Mumbai: Animation content provider DQ Entertainment (International) will sign licensing deals with two major broadcasters to distribute animated content in Asia, a top official told Reuters on Wednesday.
In June, the company had signed a deal with Sun TV Network to provide 117 half-hour animated programmes, including four renewed properties - Casper’s Scare School, Benjamin Bear Season 1, Leonardo and Pet Pals.
“I can’t disclose the names, but two more major licensing deals are happening putting many of our properties together and these would be in India and south east Asia,” chief executive Tapaas Chakravarti told Reuters, adding that the details of the deals should be out soon.
He said the deals are expected to unlock properties, mostly international, that have been under the company’s fold for three to four years. DQ Entertainment, which is also listed on the AIM of the London Stock Exchange, has licensing deals worth Rs640 crore to be executed over next two years or so, said Chakravarti, who founded the company. The company acquires intellectual property rights for animated films such as Casper, Lassie and Friends and the Jungle Book, or taps films available in the public domain, and produces them in a 21st century context using modern technology.
It then signs licensing deals for these films and television series to distribute the content worldwide.
In the current fiscal, the firm has signed about 30 deals for its Jungle Book and Peter Pan series and expects to close about 100 deals in next one year, Chakravarti said.
The global animation market, estimated at $68 billion in 2008, is expected to grow at a compounded annual growth rate of 10 percent to hit $100 billion by 2012, according to a Nasscom-Ernst & Young report.
DQ Entertainment plans to double its content library to 1,000 hours by acquiring and developing more intellectual properties in next one year.
The company is also planning to turn its key Jungle Book and Peter Pan properties into feature films.
“Already negotiations a re on, which by January we will be able to come up and announce, and start production,” Chakravarti. “By January, we will have the co-production partners on board.”
DQ Entertainment has planned to produce 10 to 12 films and television series in 3D stereoscopic technology in next one year, Chakravarti said.
The firm went public in March and raised Rs128 crore on its BSE debut.

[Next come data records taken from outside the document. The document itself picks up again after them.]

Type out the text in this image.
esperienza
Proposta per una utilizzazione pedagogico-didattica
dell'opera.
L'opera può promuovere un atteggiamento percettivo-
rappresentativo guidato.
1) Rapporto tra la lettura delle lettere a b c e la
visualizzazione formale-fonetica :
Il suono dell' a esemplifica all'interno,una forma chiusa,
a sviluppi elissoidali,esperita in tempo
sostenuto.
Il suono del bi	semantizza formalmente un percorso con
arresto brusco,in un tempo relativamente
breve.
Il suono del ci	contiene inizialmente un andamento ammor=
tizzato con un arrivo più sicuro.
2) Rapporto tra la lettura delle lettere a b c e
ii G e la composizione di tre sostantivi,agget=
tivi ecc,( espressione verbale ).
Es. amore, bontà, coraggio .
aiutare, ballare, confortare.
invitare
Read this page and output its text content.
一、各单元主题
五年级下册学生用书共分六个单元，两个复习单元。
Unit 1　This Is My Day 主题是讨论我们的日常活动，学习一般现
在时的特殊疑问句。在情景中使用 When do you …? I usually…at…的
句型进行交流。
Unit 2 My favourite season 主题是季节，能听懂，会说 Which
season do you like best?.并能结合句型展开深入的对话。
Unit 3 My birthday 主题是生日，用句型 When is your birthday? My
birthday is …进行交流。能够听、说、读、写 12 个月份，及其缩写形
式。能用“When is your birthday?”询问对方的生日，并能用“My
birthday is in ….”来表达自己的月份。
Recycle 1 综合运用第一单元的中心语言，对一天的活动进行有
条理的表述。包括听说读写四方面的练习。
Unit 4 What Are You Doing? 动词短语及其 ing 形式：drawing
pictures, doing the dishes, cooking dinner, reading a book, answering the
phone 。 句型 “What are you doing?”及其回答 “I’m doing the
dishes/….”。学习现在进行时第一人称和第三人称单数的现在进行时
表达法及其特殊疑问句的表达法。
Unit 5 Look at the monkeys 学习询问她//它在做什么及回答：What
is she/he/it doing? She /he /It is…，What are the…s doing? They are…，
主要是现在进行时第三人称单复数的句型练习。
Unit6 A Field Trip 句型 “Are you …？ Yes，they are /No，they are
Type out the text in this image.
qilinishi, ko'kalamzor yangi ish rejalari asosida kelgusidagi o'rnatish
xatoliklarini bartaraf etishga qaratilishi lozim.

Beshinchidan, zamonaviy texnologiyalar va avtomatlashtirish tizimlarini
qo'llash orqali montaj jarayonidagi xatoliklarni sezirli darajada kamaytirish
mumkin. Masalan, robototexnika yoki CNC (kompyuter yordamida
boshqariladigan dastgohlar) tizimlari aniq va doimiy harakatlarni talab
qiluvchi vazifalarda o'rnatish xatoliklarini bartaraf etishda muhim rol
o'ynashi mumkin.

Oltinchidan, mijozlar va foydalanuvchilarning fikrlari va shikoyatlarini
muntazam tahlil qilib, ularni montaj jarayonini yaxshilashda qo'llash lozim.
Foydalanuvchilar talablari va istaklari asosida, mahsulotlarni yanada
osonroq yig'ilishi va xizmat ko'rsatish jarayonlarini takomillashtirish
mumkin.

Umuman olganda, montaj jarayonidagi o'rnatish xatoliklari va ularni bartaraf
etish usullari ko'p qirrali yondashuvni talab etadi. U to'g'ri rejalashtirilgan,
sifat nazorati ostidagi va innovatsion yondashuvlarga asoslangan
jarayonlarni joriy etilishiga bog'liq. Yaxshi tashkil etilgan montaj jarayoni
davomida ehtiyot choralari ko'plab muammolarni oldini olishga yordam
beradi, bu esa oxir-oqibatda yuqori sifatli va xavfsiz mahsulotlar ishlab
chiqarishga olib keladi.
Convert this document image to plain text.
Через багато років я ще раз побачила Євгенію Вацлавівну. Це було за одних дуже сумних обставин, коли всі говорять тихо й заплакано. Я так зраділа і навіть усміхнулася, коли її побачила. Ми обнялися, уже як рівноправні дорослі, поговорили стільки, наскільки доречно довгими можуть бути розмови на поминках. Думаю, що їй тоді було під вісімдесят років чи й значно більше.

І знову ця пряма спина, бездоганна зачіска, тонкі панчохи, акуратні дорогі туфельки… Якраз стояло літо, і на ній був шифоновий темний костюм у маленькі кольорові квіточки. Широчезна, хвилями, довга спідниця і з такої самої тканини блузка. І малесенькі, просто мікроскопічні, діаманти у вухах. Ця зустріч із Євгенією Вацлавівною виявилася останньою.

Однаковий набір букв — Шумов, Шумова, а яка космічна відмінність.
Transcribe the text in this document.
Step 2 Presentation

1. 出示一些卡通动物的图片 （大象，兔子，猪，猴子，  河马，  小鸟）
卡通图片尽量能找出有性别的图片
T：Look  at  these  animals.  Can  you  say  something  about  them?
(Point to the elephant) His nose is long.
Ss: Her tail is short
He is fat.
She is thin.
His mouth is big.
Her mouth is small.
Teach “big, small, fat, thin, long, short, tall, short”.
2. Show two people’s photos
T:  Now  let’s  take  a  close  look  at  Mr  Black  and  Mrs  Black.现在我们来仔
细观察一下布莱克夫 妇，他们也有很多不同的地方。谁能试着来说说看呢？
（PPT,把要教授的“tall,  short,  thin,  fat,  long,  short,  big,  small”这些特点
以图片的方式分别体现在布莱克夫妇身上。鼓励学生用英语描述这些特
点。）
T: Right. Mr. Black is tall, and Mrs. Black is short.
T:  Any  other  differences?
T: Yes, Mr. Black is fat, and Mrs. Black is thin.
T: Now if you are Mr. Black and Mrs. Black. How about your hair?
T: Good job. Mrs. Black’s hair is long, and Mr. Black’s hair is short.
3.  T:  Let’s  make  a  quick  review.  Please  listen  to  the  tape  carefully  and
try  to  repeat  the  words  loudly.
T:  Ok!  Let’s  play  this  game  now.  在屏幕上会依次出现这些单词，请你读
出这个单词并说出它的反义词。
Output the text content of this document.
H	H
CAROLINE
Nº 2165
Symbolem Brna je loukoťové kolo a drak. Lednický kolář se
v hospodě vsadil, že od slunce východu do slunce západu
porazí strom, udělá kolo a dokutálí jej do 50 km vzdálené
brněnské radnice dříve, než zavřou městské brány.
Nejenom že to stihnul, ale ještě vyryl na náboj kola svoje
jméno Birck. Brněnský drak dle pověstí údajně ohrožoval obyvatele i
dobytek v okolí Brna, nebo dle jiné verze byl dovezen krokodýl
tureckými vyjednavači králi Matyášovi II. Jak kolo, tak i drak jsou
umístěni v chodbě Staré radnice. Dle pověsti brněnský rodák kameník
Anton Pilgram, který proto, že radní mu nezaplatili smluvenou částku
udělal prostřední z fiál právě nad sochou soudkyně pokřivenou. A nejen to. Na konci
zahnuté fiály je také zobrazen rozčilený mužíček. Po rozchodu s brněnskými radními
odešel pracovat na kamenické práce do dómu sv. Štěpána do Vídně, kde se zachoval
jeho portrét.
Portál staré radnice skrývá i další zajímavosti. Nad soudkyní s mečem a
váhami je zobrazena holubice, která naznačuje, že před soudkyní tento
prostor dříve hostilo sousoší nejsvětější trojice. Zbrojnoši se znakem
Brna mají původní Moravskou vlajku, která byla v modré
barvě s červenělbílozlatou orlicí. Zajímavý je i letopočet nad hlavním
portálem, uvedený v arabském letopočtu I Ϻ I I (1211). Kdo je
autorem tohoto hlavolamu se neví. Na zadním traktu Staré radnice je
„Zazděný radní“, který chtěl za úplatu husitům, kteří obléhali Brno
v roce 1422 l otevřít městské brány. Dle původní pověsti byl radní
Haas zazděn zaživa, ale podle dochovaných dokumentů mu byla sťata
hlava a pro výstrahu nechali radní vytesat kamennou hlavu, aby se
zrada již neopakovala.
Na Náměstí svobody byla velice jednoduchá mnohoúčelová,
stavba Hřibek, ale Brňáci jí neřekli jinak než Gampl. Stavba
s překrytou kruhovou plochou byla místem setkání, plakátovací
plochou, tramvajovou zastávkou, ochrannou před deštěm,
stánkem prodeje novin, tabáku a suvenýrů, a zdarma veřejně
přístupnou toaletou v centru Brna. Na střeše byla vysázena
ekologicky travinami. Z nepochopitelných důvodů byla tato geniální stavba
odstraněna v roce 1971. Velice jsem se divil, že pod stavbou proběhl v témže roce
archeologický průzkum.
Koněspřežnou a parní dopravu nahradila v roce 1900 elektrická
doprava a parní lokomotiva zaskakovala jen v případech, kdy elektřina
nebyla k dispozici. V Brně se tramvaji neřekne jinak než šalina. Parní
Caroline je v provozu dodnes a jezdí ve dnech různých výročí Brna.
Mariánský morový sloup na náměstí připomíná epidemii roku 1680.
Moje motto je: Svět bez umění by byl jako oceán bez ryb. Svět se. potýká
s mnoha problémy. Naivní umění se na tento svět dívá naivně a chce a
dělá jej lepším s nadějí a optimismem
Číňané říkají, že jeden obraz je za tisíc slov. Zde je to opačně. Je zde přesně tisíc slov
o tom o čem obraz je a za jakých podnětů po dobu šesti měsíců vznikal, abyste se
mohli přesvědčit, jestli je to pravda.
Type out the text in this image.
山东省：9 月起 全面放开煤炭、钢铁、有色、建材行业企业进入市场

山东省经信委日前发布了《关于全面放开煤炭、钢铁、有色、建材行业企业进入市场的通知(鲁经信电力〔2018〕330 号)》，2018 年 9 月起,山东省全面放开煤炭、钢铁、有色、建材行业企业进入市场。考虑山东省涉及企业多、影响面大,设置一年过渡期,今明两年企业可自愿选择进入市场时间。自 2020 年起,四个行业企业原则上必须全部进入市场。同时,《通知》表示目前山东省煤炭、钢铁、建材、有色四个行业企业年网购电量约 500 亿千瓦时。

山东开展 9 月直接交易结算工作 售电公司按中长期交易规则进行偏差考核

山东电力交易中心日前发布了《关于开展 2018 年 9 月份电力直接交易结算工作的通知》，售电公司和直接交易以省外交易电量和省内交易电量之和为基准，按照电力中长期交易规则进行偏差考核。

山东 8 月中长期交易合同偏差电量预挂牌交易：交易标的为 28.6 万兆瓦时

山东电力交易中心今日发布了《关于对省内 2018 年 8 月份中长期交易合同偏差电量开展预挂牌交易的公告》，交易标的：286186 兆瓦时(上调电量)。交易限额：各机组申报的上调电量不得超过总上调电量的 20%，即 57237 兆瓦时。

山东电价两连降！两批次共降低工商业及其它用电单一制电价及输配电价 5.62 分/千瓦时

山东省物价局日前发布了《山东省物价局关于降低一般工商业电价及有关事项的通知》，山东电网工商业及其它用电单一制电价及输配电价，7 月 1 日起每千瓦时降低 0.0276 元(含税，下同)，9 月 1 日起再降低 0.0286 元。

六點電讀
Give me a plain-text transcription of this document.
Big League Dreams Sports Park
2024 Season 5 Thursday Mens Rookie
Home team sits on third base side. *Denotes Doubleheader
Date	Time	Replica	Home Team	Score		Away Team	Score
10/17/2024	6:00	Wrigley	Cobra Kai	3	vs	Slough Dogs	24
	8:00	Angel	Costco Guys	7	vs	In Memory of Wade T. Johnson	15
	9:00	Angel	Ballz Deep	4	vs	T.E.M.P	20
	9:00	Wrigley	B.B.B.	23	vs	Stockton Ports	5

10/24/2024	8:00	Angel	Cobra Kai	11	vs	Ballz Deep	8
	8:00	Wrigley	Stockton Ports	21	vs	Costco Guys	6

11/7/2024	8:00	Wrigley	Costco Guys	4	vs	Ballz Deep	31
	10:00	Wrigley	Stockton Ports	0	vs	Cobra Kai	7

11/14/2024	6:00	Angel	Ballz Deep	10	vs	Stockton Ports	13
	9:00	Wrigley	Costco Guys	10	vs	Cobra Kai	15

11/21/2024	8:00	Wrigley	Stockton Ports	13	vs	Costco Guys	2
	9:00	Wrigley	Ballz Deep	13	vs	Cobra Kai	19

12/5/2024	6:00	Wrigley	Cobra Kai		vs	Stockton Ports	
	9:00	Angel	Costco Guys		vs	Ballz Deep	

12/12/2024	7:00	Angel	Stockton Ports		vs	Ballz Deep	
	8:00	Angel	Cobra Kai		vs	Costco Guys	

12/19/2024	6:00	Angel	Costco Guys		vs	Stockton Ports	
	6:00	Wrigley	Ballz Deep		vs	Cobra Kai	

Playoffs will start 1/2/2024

About 50% of the proceeds from the initial public offering still remain to be utilised. The company plans to use this over next 7-8 months to acquire and develop intellectual property and to deploy necessary hardware and software for production, Chakravarti said.
“We would like to keep liquidity of Rs 700 million to Rs 800 million at any point of time for the next two years,” Chakravarti said, adding that it plans to raise funds in foreign currency sometime in March or April.
The company’s shares, which were trading down 3.46%, reversed losses and were up 1.7% at Rs 117.50 in afternoon trade. They closed down 2.21% on the BSE.